Sull’Amore

Ma io che ne so. Che ne so dell’amore. Da piccolo guardavo i cartoni, c’erano dei gatti che si intrecciavano la coda sul camino di un tetto di Parigi. Per me l’amore era quello, era intrecciare la coda e poi suonare il jazz. Col tempo ho dimenticato la teoria, fatto poca pratica, e di colpo mi son visto iscritto all’esame di guida. Il primo esame, quello che se va male ci sono gli amici che ti dicono che tra un mese lo rifai. E ho capito che l’amore capovolge. Capovolge quelle code intrecciate, capovolge la vita e la scuote finché non ti cadono tutte le caramelle dalle tasche, capovolge gli amici, capovolge l’esistenza. Capovolge le tue abitudini e il tuo umore. L’amore ti da forza, quando è vivo, ti presta spunti, ti pone punti di riferimento, alimenta la tua autostima e la tua vita.
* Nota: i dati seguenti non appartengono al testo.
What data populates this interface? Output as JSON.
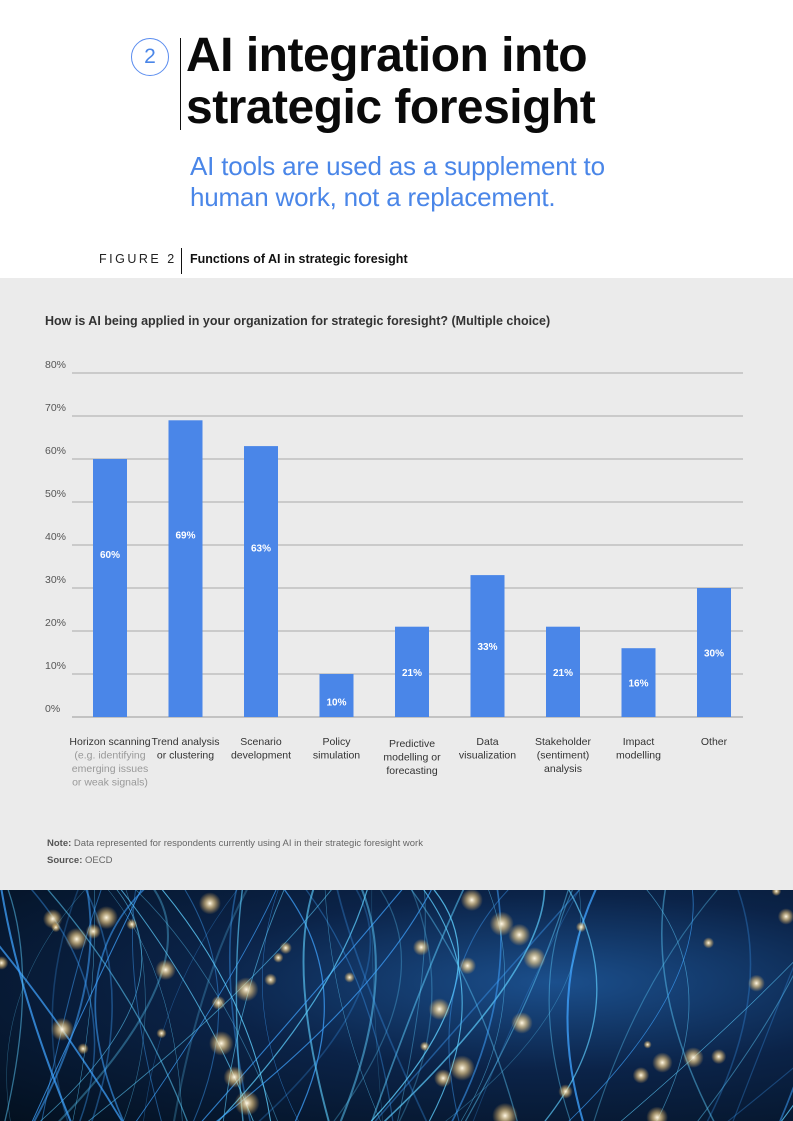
{
  "header": {
    "section_number": "2",
    "title_line1": "AI integration into",
    "title_line2": "strategic foresight",
    "subtitle_line1": "AI tools are used as a supplement to",
    "subtitle_line2": "human work, not a replacement."
  },
  "figure": {
    "label": "FIGURE 2",
    "title": "Functions of AI in strategic foresight"
  },
  "question": "How is AI being applied in your organization for strategic foresight? (Multiple choice)",
  "colors": {
    "bar": "#4a86e8",
    "accent": "#4a86e8",
    "panel": "#ebebeb"
  },
  "chart_data": {
    "type": "bar",
    "title": "How is AI being applied in your organization for strategic foresight? (Multiple choice)",
    "xlabel": "",
    "ylabel": "",
    "ylim": [
      0,
      80
    ],
    "yticks": [
      "0%",
      "10%",
      "20%",
      "30%",
      "40%",
      "50%",
      "60%",
      "70%",
      "80%"
    ],
    "grid": true,
    "categories": [
      [
        "Horizon scanning",
        "(e.g. identifying",
        "emerging issues",
        "or weak signals)"
      ],
      [
        "Trend analysis",
        "or clustering"
      ],
      [
        "Scenario",
        "development"
      ],
      [
        "Policy",
        "simulation"
      ],
      [
        "Predictive",
        "modelling or",
        "forecasting"
      ],
      [
        "Data",
        "visualization"
      ],
      [
        "Stakeholder",
        "(sentiment)",
        "analysis"
      ],
      [
        "Impact",
        "modelling"
      ],
      [
        "Other"
      ]
    ],
    "values": [
      60,
      69,
      63,
      10,
      21,
      33,
      21,
      16,
      30
    ],
    "value_labels": [
      "60%",
      "69%",
      "63%",
      "10%",
      "21%",
      "33%",
      "21%",
      "16%",
      "30%"
    ]
  },
  "note": {
    "note_label": "Note:",
    "note_text": "Data represented for respondents currently using AI in their strategic foresight work",
    "source_label": "Source:",
    "source_text": "OECD"
  }
}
Tutto è bello, tutto è vivo, tutti sono più simpatici, tutto è più facile. Poi quando l’amore viene intralciato da qualche bastone vagante che finisce inevitabilmente nelle sue ruote, ecco che tutto ciò che si è creato torna a ricapovolgersi. Il sorriso si capovolge, le musiche iniziano a scorrere al contrario, il tempo si inverte, tutto torna indietro. Parole e pensieri capovolgono il loro significato, la gravità influisce sulle lacrime, che cadono, scendono, arrivano in terra e fanno un botto così forte da sfondare il pavimento. Le code, quelle code dei gatti sui tetti di Parigi, quelle rimangono lì, restano lontane, tornando a intrecciarsi solo premendo il tasto play. Pure loro si sono capovolte. L’amore capovolge anche i sogni, li scuote per bene e li lascia lì, come un pezzo di carta ingiallito, come un tappeto che non si usa più, li lascia soli ad intrecciarsi tra loro, a suonare il jazz senza farsi sentire. E tu che mai come adesso sei un bambino che guarda lo spettacolo dal vetro di una finestra su un mondo a matita.